Someone else in the group chat got mad and offended by religion and told me to keep my faith to myself. I messaged them privately saying that I was sorry they were offended, but that my faith is what got me through so much, the reason I’m here today. They are cussing me out. I’m just going to block them and pray for them too. They need prayers that they will turn their life around.
As I read this, again, I saw a glimpse of Jamie’s tender heart for people. I saw a glimpse of her desire to share her faith with others. And I saw something else.
I saw that I had raised a resource as well. Thank you, Jamie, for showing me how to deal with difficult people. Thank you for reminding me that I need to pray for people, even if they don’t appreciate it.
About 10 years ago, while I was preaching in Bonham, Texas a friend, brother, and mentor began an incredible journey. This past Tuesday, he hit a milestone in that journey.
At the church building in Bonham is a flight of stairs that lead to a storage room. There are 20 total stairs. One day he showed up at the church building and began walking the stairs.
Up and down was ONE flight. On Tuesday, he walked up and down those 20 stairs for the 100,000th time. That means that he has walked 2,000,000 stairs in the last 10 years.
It hasn’t been without difficulties. He has had a hip replaced in that time. He lost his wife in that time (actually in January of this year). He went on a mission trip or two in that time. There have been other things come up as well...but he always returned to the stairs.
He currently does 75 flights each day (1500 stairs). In keeping with his personality, Tuesday, when he climbed 75 flights of stairs to put him at 2,000,000 total stairs, it was his 75 birthday!
He tried to get me to climb the stairs with him (but I was “busy” or the stairway was not wide enough for two people...umm...yeah, that was it!). He has encouraged others to join him from time to time (and they did as much as they could keep up with him).

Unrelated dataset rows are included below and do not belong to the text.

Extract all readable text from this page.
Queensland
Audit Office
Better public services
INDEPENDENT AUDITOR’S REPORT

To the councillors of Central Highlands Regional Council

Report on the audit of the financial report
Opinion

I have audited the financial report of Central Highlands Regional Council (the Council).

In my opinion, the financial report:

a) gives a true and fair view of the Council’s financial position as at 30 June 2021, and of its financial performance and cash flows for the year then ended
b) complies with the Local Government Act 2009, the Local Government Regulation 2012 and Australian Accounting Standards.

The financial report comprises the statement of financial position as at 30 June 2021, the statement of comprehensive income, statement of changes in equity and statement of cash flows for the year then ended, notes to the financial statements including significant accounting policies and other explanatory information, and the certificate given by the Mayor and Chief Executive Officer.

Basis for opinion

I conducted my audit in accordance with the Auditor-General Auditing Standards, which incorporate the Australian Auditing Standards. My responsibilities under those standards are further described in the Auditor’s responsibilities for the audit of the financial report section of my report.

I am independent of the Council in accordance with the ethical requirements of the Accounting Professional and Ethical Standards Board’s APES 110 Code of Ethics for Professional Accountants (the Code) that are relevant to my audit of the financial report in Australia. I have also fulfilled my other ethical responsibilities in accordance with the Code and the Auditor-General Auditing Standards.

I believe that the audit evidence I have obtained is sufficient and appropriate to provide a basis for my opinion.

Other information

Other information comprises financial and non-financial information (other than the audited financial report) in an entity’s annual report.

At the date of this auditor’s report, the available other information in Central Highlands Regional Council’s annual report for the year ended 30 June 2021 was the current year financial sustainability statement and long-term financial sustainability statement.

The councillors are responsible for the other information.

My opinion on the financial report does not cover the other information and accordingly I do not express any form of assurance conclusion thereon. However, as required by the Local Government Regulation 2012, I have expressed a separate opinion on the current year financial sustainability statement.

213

Why am I telling you this? My friend found something he enjoys, he has stuck with it, and he invites others to join him. Is it necessarily “fun” or “easy” to do? Not really...but he still wears the same size pants he did in high school: I don’t; do you?
Every journey starts with one step. You can’t get to 2,000,000 if you don’t start with that first step. A little perseverance can help you achieve fantastic things. It doesn’t matter we are talking about climbing stairs for exercise or talking about your journey of faith.
The same can be said about sharing your faith. I said no many times to joining him, but once in a while, I figured, “What could it hurt?” (My legs for one!)
Neighbor Day is coming up on September 29, 2019. You might have asked your neighbor about joining you for church many times in the past. They may have said no all those times.
This may be the one time they say, “What could it hurt?” and decide to join you.